Ахматова заболела скарлатиной, и шлейф из дам около ее дома исчез. Я скарлатиной болела в детстве. Я скарлатины не боялась, и из-за этой скарлатины я перестала бояться и Ахматову. Каждый вечер в назначенный час, когда темнело, Надя Мандельштам кричала сверху: «Танюшо-о-ок!» Я снизу басом: «Надюшо-о-ок!» После этой переклички я отправлялась на балахану. Свет не горел. Электричество было в это время выключено, в комнате горела коптилка, ничего не было видно, мерцающий свет и тень клубились в комнате. Анна Андреевна лежала одетая на раскладушке. Темнота страшно ободряла, темнота скрывала ее строгие глаза и давала мне свободу. Не помню, что я рассказывала, помню только, что очень много смеялись. Несмешливая Анна Андреевна тоже смеялась.

В один из этих «темных» вечеров Анна Андреевна протяжным голосом, прерываемым легким хмыканьем, рассказывала историю про собаку Шилейко.

Шилейко (второй муж Ахматовой) был очень ревнив. Он тяжело болел (кажется, туберкулезом), он страдал, он раздражался и мучил беспочвенными подозрениями свою жену. Была у Шилейко собака — большая, умная и очень ему преданная. Собака эта так привыкла к хозяину, что повторяла все его движения, позы и даже мимику. Шилейко умер, прошло время траура, и днем у Ахматовой собрались гости на чашку кофе. Как только сели за стол, на кресло Шилейко вспрыгнула собака. Шла общая беседа, но стоило только Анне Андреевне оживиться и вступить в разговор, как собака Шилейко, рыча, ударила лапой об стол, приподнялась и строго посмотрела на свою хозяйку. Анна Андреевна говорила, что ей стало очень страшно и что она этого взгляда никогда не забудет.
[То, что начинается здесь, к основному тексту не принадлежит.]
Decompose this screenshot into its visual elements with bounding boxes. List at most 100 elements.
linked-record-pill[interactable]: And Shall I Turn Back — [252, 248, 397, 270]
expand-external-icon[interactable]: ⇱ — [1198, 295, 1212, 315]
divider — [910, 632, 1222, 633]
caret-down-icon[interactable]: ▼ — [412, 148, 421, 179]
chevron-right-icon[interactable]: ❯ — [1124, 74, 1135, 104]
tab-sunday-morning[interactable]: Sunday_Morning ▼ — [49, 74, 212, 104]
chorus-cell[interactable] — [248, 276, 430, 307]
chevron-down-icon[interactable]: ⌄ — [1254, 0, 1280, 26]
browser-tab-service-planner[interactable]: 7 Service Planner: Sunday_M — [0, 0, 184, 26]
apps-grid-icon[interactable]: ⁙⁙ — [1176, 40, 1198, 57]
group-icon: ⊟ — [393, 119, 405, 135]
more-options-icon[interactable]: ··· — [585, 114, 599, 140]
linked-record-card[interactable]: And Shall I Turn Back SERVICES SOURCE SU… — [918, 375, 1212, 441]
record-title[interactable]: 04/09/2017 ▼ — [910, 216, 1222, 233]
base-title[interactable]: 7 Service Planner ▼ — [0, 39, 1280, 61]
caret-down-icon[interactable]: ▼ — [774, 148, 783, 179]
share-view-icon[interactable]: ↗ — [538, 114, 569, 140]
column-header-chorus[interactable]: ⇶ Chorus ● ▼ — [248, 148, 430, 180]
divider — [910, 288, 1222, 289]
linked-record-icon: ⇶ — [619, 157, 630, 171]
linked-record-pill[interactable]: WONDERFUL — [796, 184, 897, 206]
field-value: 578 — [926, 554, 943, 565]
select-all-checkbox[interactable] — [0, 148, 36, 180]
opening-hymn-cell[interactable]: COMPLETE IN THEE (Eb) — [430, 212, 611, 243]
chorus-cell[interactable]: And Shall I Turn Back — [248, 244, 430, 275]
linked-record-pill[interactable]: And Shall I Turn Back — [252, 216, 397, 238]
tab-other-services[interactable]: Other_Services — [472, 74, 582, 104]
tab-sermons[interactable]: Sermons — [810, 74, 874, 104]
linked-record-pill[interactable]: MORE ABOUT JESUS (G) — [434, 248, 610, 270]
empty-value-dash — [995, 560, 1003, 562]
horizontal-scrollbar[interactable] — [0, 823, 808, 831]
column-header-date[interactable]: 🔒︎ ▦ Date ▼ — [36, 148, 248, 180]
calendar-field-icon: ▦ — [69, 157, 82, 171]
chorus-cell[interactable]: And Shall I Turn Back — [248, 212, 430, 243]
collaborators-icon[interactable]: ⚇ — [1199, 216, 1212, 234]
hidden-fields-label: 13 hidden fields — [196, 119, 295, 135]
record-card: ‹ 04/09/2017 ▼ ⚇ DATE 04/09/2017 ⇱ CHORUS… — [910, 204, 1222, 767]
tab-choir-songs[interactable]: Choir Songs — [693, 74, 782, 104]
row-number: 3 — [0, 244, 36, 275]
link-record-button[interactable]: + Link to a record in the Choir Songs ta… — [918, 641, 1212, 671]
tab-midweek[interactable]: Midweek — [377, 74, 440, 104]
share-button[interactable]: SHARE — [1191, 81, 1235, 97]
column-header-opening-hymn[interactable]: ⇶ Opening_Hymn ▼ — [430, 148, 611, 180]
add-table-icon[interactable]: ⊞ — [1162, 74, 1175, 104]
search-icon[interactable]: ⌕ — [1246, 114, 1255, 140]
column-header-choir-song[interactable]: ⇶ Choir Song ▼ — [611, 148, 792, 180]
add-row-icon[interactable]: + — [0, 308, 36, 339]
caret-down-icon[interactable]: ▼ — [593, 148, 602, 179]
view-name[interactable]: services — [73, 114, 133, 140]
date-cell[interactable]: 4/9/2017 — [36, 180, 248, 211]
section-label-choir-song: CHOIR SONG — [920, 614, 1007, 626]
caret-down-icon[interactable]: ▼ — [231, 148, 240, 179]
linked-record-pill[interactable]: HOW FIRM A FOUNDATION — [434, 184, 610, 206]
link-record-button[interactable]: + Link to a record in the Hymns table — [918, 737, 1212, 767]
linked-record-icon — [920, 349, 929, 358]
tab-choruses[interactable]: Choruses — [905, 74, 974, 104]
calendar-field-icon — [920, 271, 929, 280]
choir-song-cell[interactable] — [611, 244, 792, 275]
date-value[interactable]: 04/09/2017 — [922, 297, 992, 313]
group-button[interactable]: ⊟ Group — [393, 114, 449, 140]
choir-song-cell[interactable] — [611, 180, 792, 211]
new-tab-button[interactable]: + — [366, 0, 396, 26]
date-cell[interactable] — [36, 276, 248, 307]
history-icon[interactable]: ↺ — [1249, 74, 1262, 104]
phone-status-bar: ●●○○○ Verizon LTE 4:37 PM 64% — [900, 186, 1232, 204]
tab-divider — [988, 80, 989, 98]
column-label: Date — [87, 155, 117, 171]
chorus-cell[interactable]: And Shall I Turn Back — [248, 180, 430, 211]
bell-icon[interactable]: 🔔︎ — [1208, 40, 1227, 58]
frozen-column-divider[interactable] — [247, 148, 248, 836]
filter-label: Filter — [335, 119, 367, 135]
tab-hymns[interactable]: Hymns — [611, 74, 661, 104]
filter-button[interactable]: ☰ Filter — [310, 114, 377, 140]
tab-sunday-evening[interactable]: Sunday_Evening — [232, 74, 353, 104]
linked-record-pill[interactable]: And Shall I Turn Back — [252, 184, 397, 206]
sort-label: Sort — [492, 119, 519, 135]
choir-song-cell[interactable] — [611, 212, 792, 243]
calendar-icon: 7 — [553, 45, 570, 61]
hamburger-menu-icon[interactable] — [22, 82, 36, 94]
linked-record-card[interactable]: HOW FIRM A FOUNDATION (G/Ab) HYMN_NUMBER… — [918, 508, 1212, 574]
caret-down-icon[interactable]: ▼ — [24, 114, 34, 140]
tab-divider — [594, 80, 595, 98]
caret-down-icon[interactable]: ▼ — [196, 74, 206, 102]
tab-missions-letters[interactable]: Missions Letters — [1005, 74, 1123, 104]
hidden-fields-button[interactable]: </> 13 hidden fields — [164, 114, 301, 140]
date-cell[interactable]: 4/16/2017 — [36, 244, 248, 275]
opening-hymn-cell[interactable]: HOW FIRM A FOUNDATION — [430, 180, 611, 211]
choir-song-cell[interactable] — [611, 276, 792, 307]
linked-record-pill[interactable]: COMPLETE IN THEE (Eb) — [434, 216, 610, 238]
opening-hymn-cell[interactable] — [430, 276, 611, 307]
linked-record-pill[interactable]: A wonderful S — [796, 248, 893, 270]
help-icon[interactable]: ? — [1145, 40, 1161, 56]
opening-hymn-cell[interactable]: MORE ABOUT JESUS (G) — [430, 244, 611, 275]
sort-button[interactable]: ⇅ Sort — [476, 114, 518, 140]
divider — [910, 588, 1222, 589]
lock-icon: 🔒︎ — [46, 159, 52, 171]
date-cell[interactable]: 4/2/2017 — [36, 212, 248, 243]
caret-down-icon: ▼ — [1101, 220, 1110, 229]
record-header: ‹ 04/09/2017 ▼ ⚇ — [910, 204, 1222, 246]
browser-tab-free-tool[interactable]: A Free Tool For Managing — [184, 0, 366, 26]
Помнится, тогда же она рассказала и про то, как ее отца одолевала своей любовью некая дама. Ужасно она к нему приставала, звонила по телефону, поджидала на улице и все время говорила о своей любви. Все смеялись, и имя ее стало нарицательным. И девочка Ахматова обещала себе тогда: никогда не быть на нее похожей, никогда не клянчить взаимности.

И еще она рассказывала, как поехали они, будучи молодыми барышнями, из Царского в Питер на бал. Веселье затянулось, и они решили танцевать до утра.

Там был и Бальмонт. Он не танцевал, не веселился, не уехал, а всю ночь простоял у колонны, скрестив на груди руки. Он ворчал, он осуждал веселящихся, он говорил, что ему скучно и… не уезжал!

* * *

— Танюшок![100] — несся с балханы голос Нади.

— Надюшок[101], — отвечаю я басом снизу и минут через пять уже скрипела по лестнице к ним на балхану. Горел ночник — фитиль в маленькой бутылке. Прячась за темноту, я начинала рассказывать и изображать, уже не боясь Анну Андреевну. Фитиль иногда вздрагивал, вырывал из темноты Надину кофту или античную ступню Анны Андреевны, которая лежала на раскладушке, — маленькую и ровную, не только без мозолей, но и без малейшего повреждения. Закинув руки за голову, она была повержена скарлатиной на раскладушку.

* * *

Отчетливо помню, как глубокой ночью в 1943 году мы уезжали из Ташкента в Москву. Среди немногих провожающих выделялся профиль Анны Андреевны Ахматовой. Она любила нашу осиротевшую семью и очень высоко ставила поэму брата, интересовалась ею и всегда просила читать ей новые главы. На вокзале было промозгло и сыро, я сидела с Анной Андреевной на отсыревших досках. Хотелось сказать и услышать какие-то последние слова.